Yesterday, Senators Mike Braun and Gary Peters have introduced a bill that encourages states to train individuals to carry and administer epinephrine to someone suffering a severe allergic reaction. This bill is inspired by Dillon Mueller, a young man who passed away in 2014 at the age of 18 after being stung by a bee and subsequently falling into a coma due to anaphylaxis. He was unable to receive Epinephrine in a timely manner, ultimately leading to his death. Coined “Dillon’s Law”, this bill would support and educate on the use of epinephrine across the nation.

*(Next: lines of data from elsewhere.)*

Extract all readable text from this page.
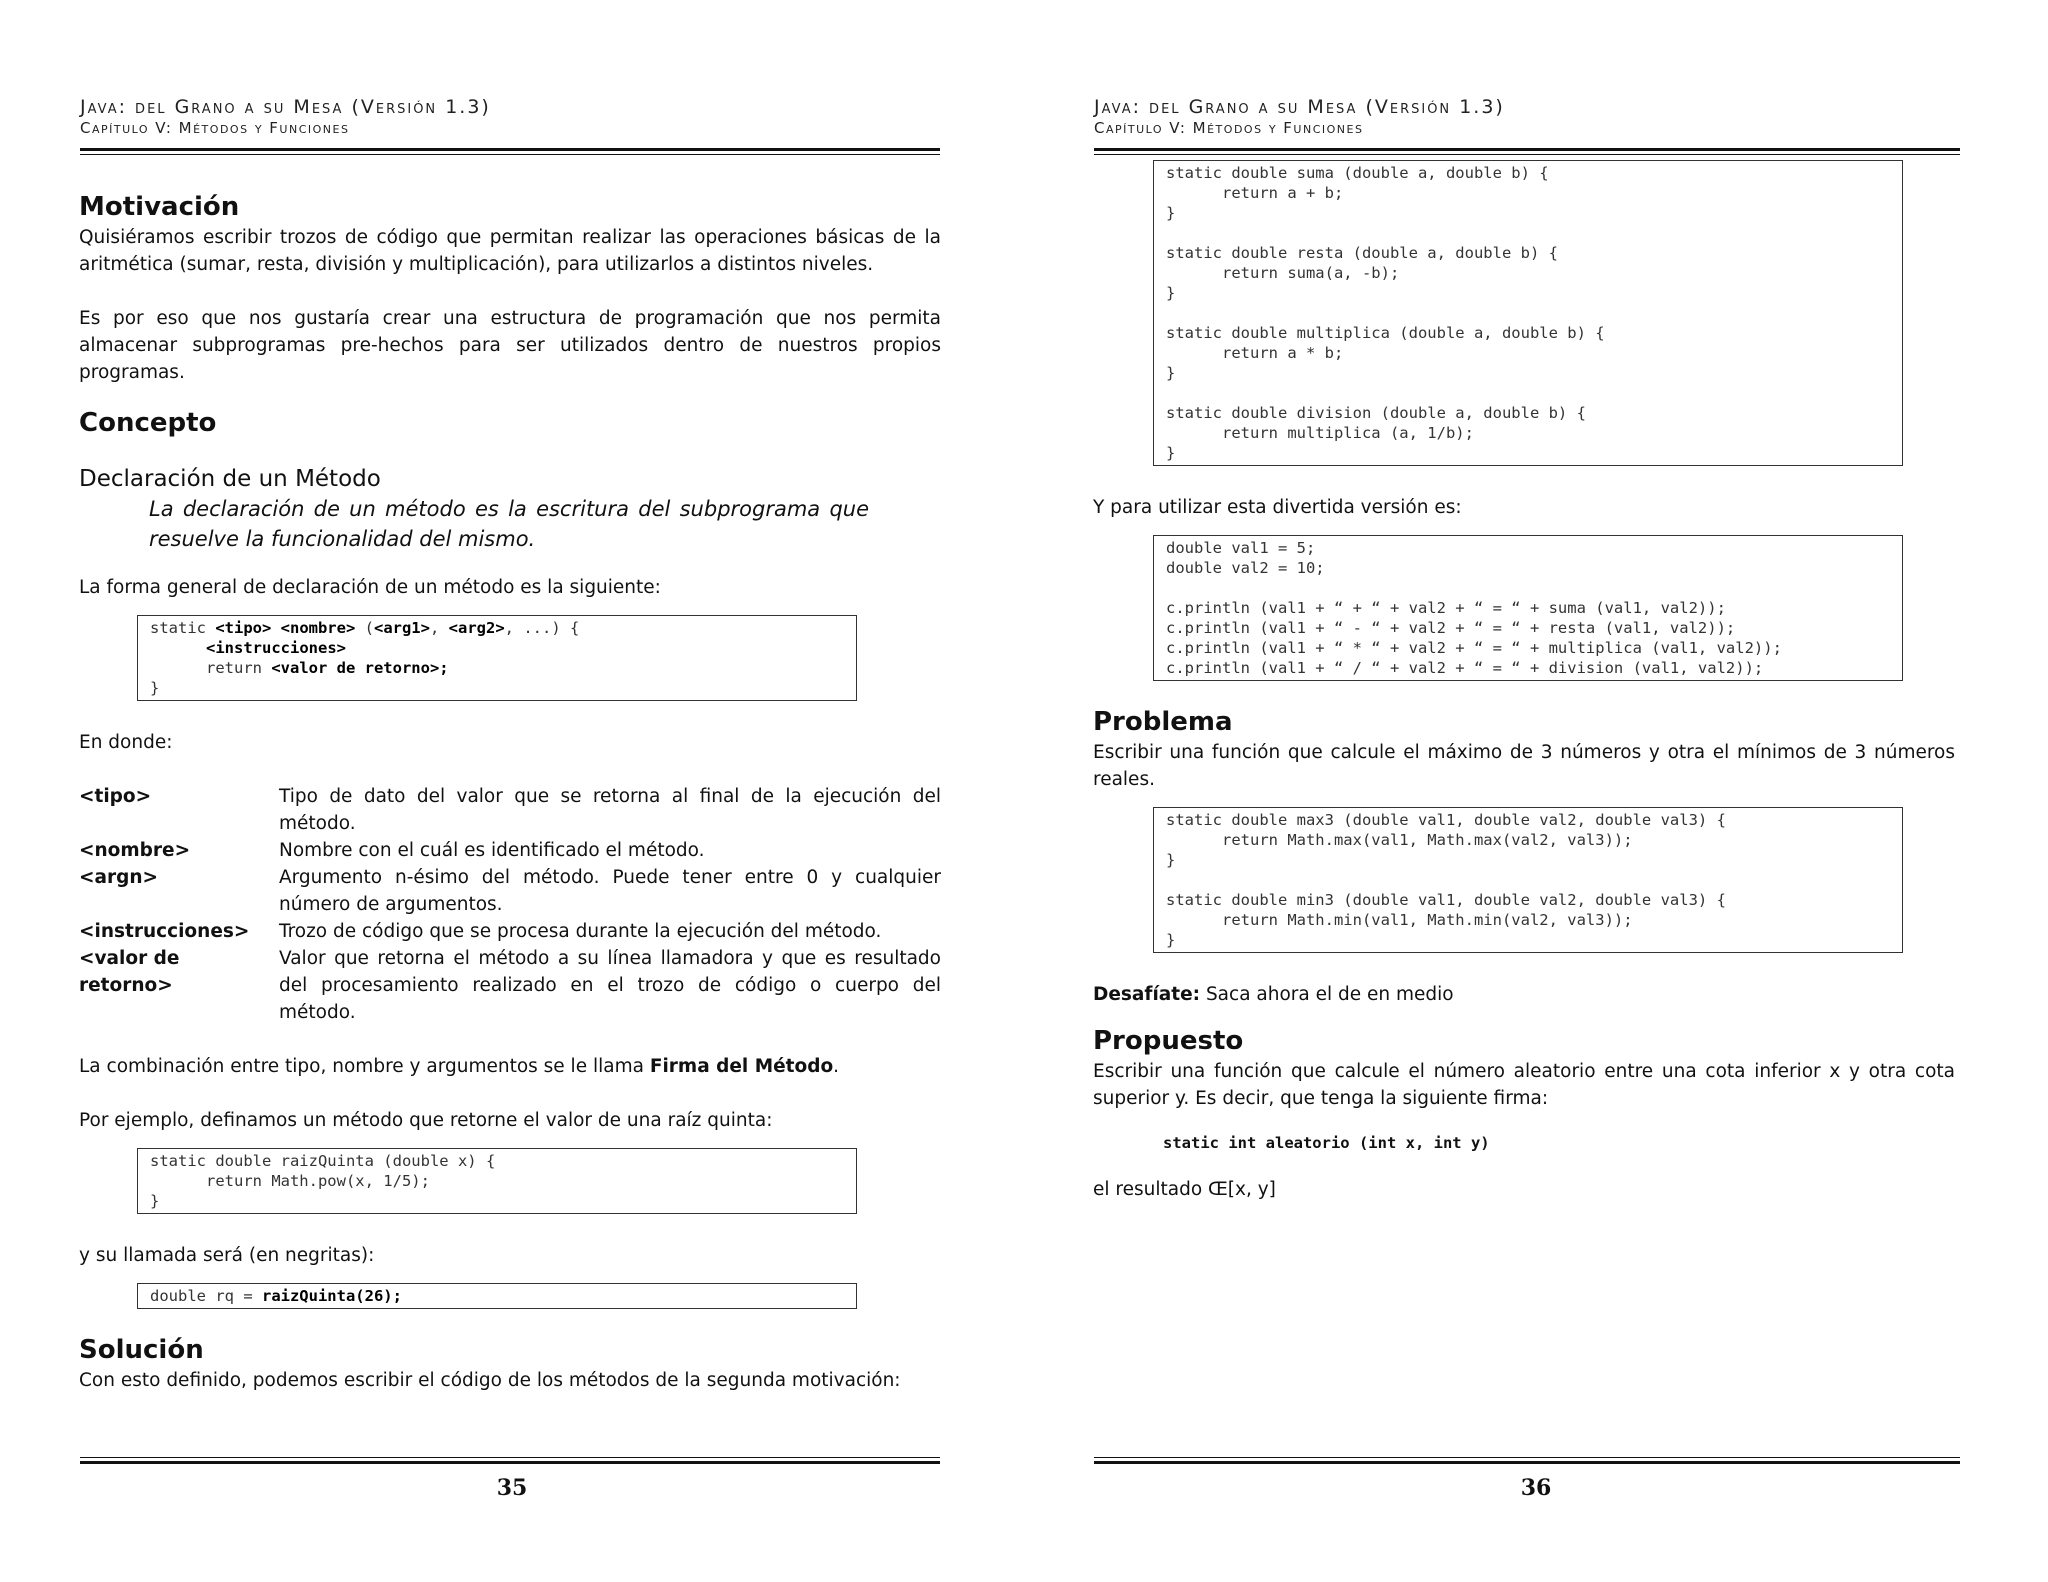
Java: del Grano a su Mesa (Versión 1.3)
Capítulo V: Métodos y Funciones
Motivación

Quisiéramos escribir trozos de código que permitan realizar las operaciones básicas de la aritmética (sumar, resta, división y multiplicación), para utilizarlos a distintos niveles.

Es por eso que nos gustaría crear una estructura de programación que nos permita almacenar subprogramas pre-hechos para ser utilizados dentro de nuestros propios programas.

Concepto
Declaración de un Método
La declaración de un método es la escritura del subprograma que resuelve la funcionalidad del mismo.

La forma general de declaración de un método es la siguiente:

static <tipo> <nombre> (<arg1>, <arg2>, ...) {
<instrucciones>
return <valor de retorno>;
}

En donde:

<tipo>	Tipo de dato del valor que se retorna al final de la ejecución del método.
<nombre>	Nombre con el cuál es identificado el método.
<argn>	Argumento n-ésimo del método. Puede tener entre 0 y cualquier número de argumentos.
<instrucciones>	Trozo de código que se procesa durante la ejecución del método.
<valor de retorno>
Valor que retorna el método a su línea llamadora y que es resultado del procesamiento realizado en el trozo de código o cuerpo del método.

La combinación entre tipo, nombre y argumentos se le llama Firma del Método.

Por ejemplo, definamos un método que retorne el valor de una raíz quinta:

static double raizQuinta (double x) {
return Math.pow(x, 1/5);
}

y su llamada será (en negritas):

double rq = raizQuinta(26);
Solución

Con esto definido, podemos escribir el código de los métodos de la segunda motivación:

35
Java: del Grano a su Mesa (Versión 1.3)
Capítulo V: Métodos y Funciones
static double suma (double a, double b) {
return a + b;
}

static double resta (double a, double b) {
return suma(a, -b);
}

static double multiplica (double a, double b) {
return a * b;
}

static double division (double a, double b) {
return multiplica (a, 1/b);
}

Y para utilizar esta divertida versión es:

double val1 = 5;
double val2 = 10;

c.println (val1 + “ + “ + val2 + “ = “ + suma (val1, val2));
c.println (val1 + “ - “ + val2 + “ = “ + resta (val1, val2));
c.println (val1 + “ * “ + val2 + “ = “ + multiplica (val1, val2));
c.println (val1 + “ / “ + val2 + “ = “ + division (val1, val2));
Problema

Escribir una función que calcule el máximo de 3 números y otra el mínimos de 3 números reales.

static double max3 (double val1, double val2, double val3) {
return Math.max(val1, Math.max(val2, val3));
}

static double min3 (double val1, double val2, double val3) {
return Math.min(val1, Math.min(val2, val3));
}

Desafíate: Saca ahora el de en medio

Propuesto

Escribir una función que calcule el número aleatorio entre una cota inferior x y otra cota superior y. Es decir, que tenga la siguiente firma:

static int aleatorio (int x, int y)

el resultado Œ[x, y]

36
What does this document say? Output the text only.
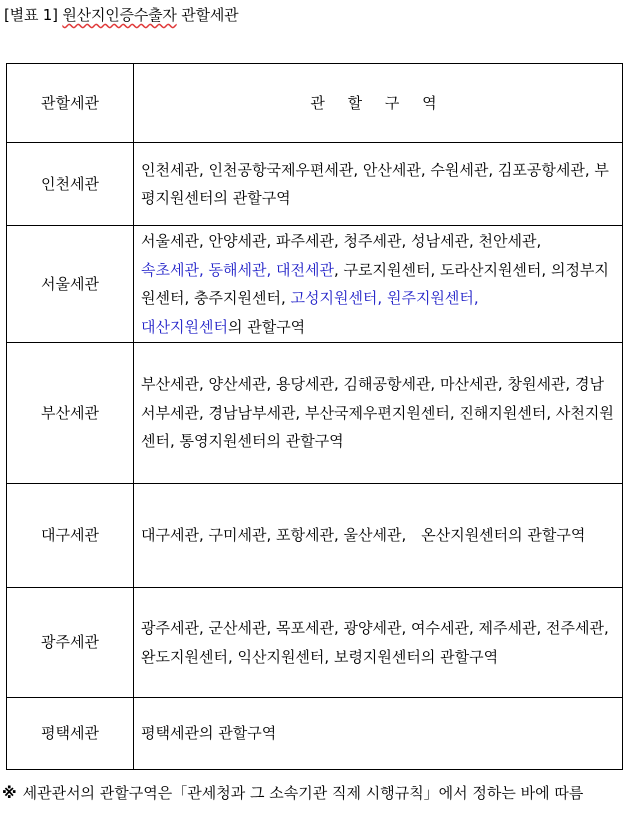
[별표 1] 원산지인증수출자 관할세관
관할세관	관 할 구 역
인천세관	인천세관, 인천공항국제우편세관, 안산세관, 수원세관, 김포공항세관, 부평지원센터의 관할구역
서울세관	서울세관, 안양세관, 파주세관, 청주세관, 성남세관, 천안세관,
속초세관, 동해세관, 대전세관, 구로지원센터, 도라산지원센터, 의정부지원센터, 충주지원센터, 고성지원센터, 원주지원센터,
대산지원센터의 관할구역
부산세관	부산세관, 양산세관, 용당세관, 김해공항세관, 마산세관, 창원세관, 경남서부세관, 경남남부세관, 부산국제우편지원센터, 진해지원센터, 사천지원센터, 통영지원센터의 관할구역
대구세관	대구세관, 구미세관, 포항세관, 울산세관,　온산지원센터의 관할구역
광주세관	광주세관, 군산세관, 목포세관, 광양세관, 여수세관, 제주세관, 전주세관, 완도지원센터, 익산지원센터, 보령지원센터의 관할구역
평택세관	평택세관의 관할구역
※ 세관관서의 관할구역은「관세청과 그 소속기관 직제 시행규칙」에서 정하는 바에 따름
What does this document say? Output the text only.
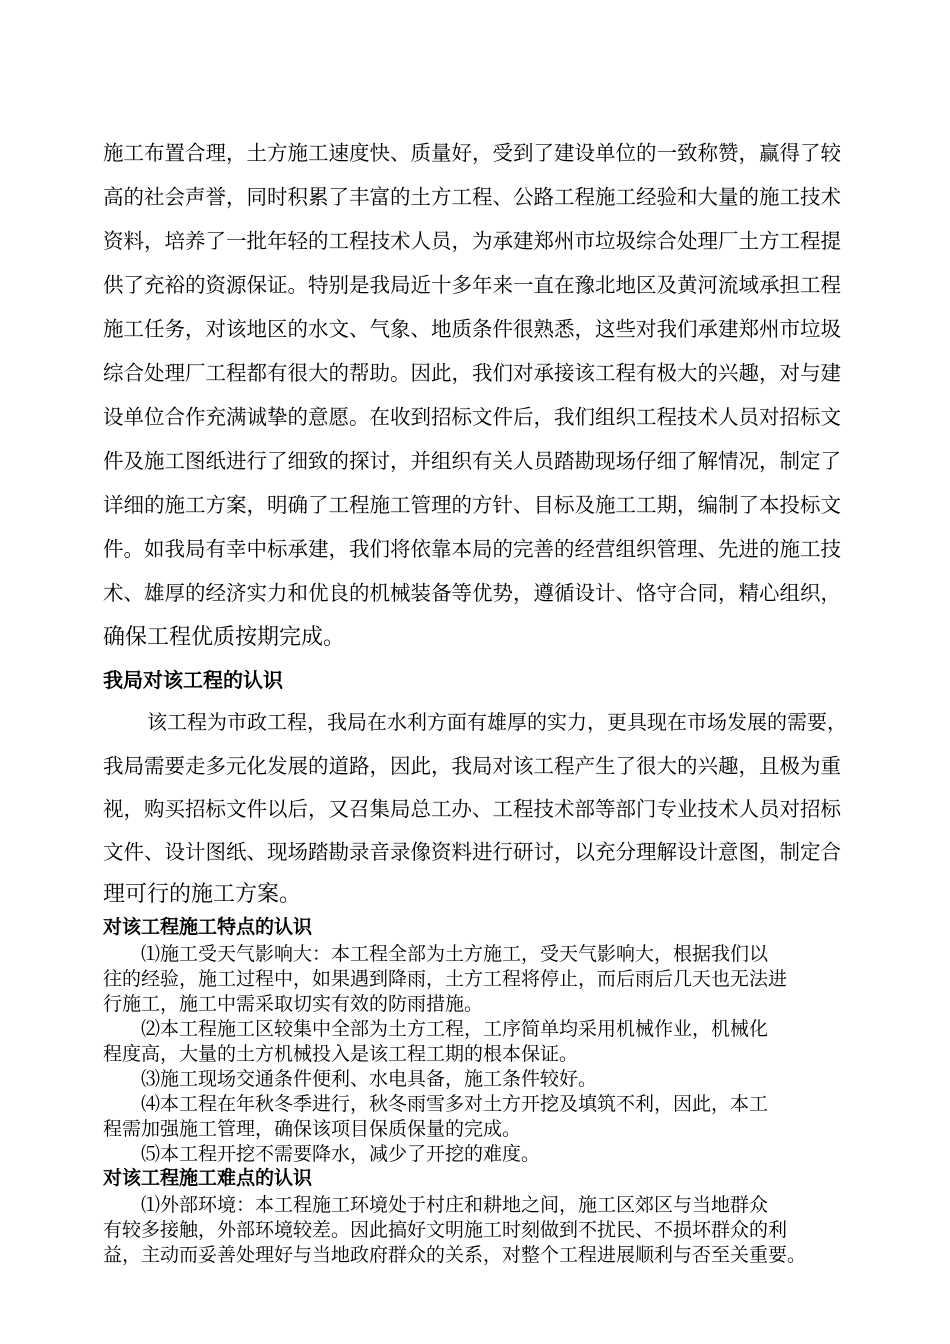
施工布置合理，土方施工速度快、质量好，受到了建设单位的一致称赞，赢得了较
高的社会声誉，同时积累了丰富的土方工程、公路工程施工经验和大量的施工技术
资料，培养了一批年轻的工程技术人员，为承建郑州市垃圾综合处理厂土方工程提
供了充裕的资源保证。特别是我局近十多年来一直在豫北地区及黄河流域承担工程
施工任务，对该地区的水文、气象、地质条件很熟悉，这些对我们承建郑州市垃圾
综合处理厂工程都有很大的帮助。因此，我们对承接该工程有极大的兴趣，对与建
设单位合作充满诚挚的意愿。在收到招标文件后，我们组织工程技术人员对招标文
件及施工图纸进行了细致的探讨，并组织有关人员踏勘现场仔细了解情况，制定了
详细的施工方案，明确了工程施工管理的方针、目标及施工工期，编制了本投标文
件。如我局有幸中标承建，我们将依靠本局的完善的经营组织管理、先进的施工技
术、雄厚的经济实力和优良的机械装备等优势，遵循设计、恪守合同，精心组织，
确保工程优质按期完成。
我局对该工程的认识
该工程为市政工程，我局在水利方面有雄厚的实力，更具现在市场发展的需要，
我局需要走多元化发展的道路，因此，我局对该工程产生了很大的兴趣，且极为重
视，购买招标文件以后，又召集局总工办、工程技术部等部门专业技术人员对招标
文件、设计图纸、现场踏勘录音录像资料进行研讨，以充分理解设计意图，制定合
理可行的施工方案。
对该工程施工特点的认识
⑴施工受天气影响大：本工程全部为土方施工，受天气影响大，根据我们以
往的经验，施工过程中，如果遇到降雨，土方工程将停止，而后雨后几天也无法进
行施工，施工中需采取切实有效的防雨措施。
⑵本工程施工区较集中全部为土方工程，工序简单均采用机械作业，机械化
程度高，大量的土方机械投入是该工程工期的根本保证。
⑶施工现场交通条件便利、水电具备，施工条件较好。
⑷本工程在年秋冬季进行，秋冬雨雪多对土方开挖及填筑不利，因此，本工
程需加强施工管理，确保该项目保质保量的完成。
⑸本工程开挖不需要降水，减少了开挖的难度。
对该工程施工难点的认识
⑴外部环境：本工程施工环境处于村庄和耕地之间，施工区郊区与当地群众
有较多接触，外部环境较差。因此搞好文明施工时刻做到不扰民、不损坏群众的利
益，主动而妥善处理好与当地政府群众的关系，对整个工程进展顺利与否至关重要。
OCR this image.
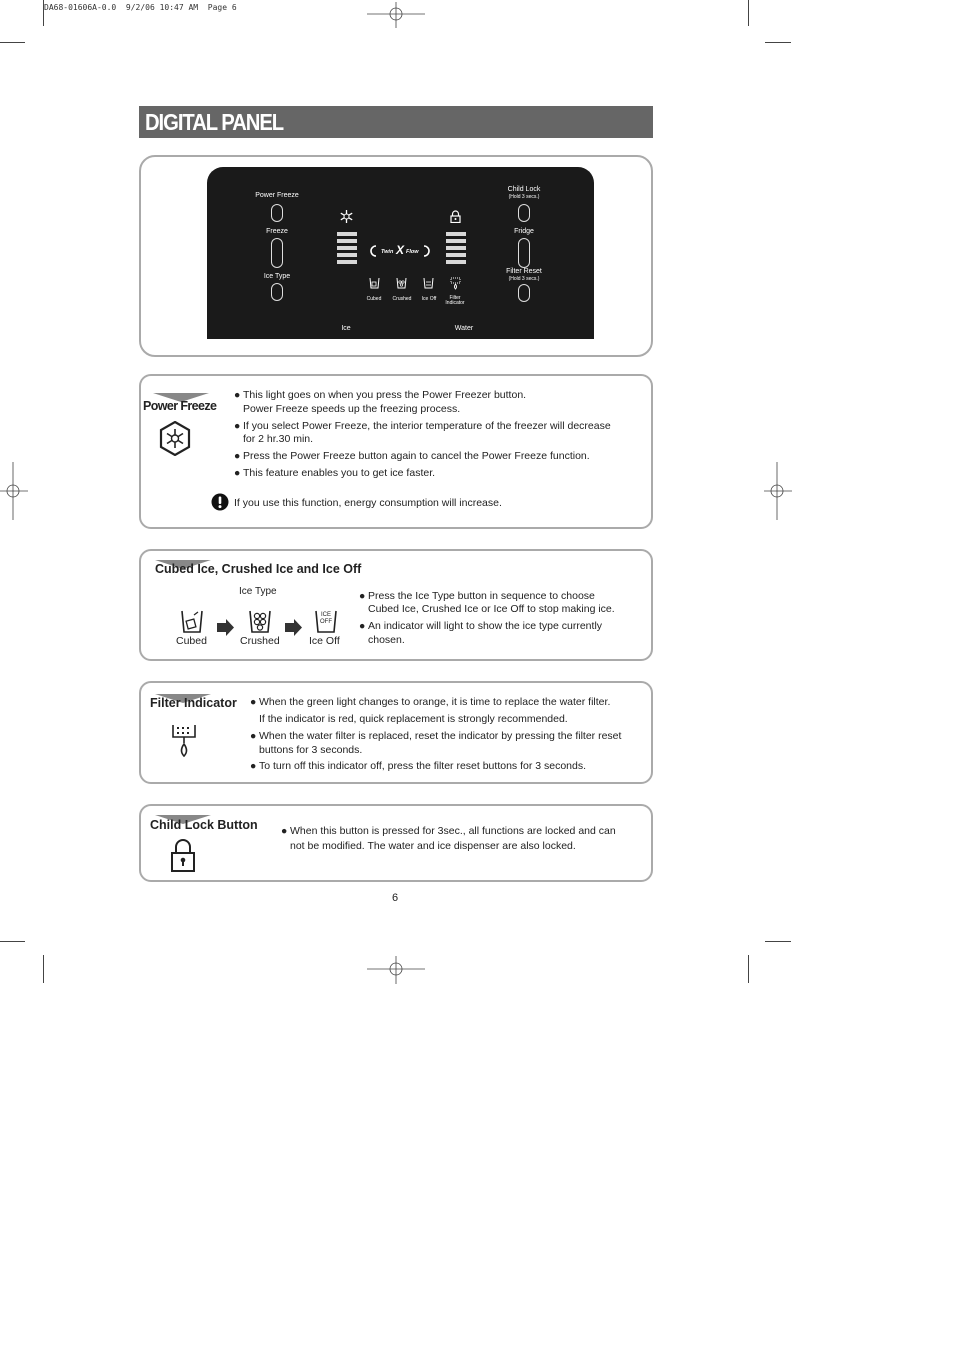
DA68-01606A-0.0  9/2/06 10:47 AM  Page 6
DIGITAL PANEL
Power Freeze
Freeze
Ice Type
Twin X Flow
Cubed	Crushed	Ice Off	Filter Indicator
Child Lock
(Hold 3 secs.)
Fridge
Filter Reset
(Hold 3 secs.)
Ice	Water
Power Freeze
● This light goes on when you press the Power Freezer button.
Power Freeze speeds up the freezing process.
● If you select Power Freeze, the interior temperature of the freezer will decrease
for 2 hr.30 min.
● Press the Power Freeze button again to cancel the Power Freeze function.
● This feature enables you to get ice faster.
If you use this function, energy consumption will increase.
Cubed Ice, Crushed Ice and Ice Off
Ice Type
Cubed	Crushed
ICE OFF
Ice Off
● Press the Ice Type button in sequence to choose
Cubed Ice, Crushed Ice or Ice Off to stop making ice.
● An indicator will light to show the ice type currently
chosen.
Filter Indicator ● When the green light changes to orange, it is time to replace the water filter.
If the indicator is red, quick replacement is strongly recommended.
● When the water filter is replaced, reset the indicator by pressing the filter reset
buttons for 3 seconds.
● To turn off this indicator off, press the filter reset buttons for 3 seconds.
Child Lock Button ● When this button is pressed for 3sec., all functions are locked and can
not be modified. The water and ice dispenser are also locked.
6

“Dillon’s Law is a piece of common-sense legislation that can prevent hundreds of tragic and avoidable deaths every year. Training people on how to provide lifesaving care and guaranteeing that good Samaritans are protected from the threat of civil litigation is vital. Legislation like this has worked in Indiana, and I believe it can work on a national level as well.” – Senator Braun
“Encouraging states to train, certify, and enable good Samaritans to act in time to save lives is commonsense policy. We know programs like this work in Michigan, so I was proud to help lead this bipartisan, bicameral bill that would implement these incentives nationwide, empowering more people to step in and help prevent heartbreaking loss.” – Senator Peters
“We’d like to thank Senator Braun for introducing Dillon’s Law in the Senate. Some people don’t learn they have life-threatening anaphylaxis until they first experience a severe allergic reaction. In those cases, immediate access to epinephrine can save their life. This legislation will create incentives for people to receive training on recognizing a life-threatening anaphylaxis episode, administering life-saving epinephrine, and be free from legal liability as a good Samaritan. The passage of this law means a trained bystander can help save someone’s life who is experiencing an anaphylactic reaction,” – Kenneth Mendez, President and CEO of the Asthma and Allergy Foundation of America (AAFA).
“We are humbled that Senator Braun is listening to our family’s story and grateful for his willingness to act positively on this bill. By doing so, we can and will save lives. Our son, Dillon, couldn’t be saved because the measures proposed in this bill weren’t in place at the time he died from a severe allergic reaction (anaphylaxis), to a bee sting. The prevalence of anaphylaxis is increasing exponentially in the U.S. and by passing this bill, we can dramatically increase the odds that people will survive. We don’t want anyone to suffer the tragedy we did, especially when steps can be taken to save lives. We are deeply grateful to everyone who has sponsored, endorsed and supported our efforts to pass Dillon’s Law nationwide and we thank you from the bottom of our hearts for moving this forward,” – Angel and George Mueller, Dillon’s Parents.
- Creates a grant preference under an existing federal grant program for states that allow trained individuals to carry and administer Epinephrine to an individual suffering from a severe allergic reaction.
- Provides a civil liability protection law for trained individuals to another person reasonably believed to be having an anaphylactic reaction.
This legislation is endorsed by the and Allergy Foundation of America (AAFA), Food Allergy Research and Education (FARE), the Elijah-Alavi Foundation, and the Dillon Mueller Memorial Fund.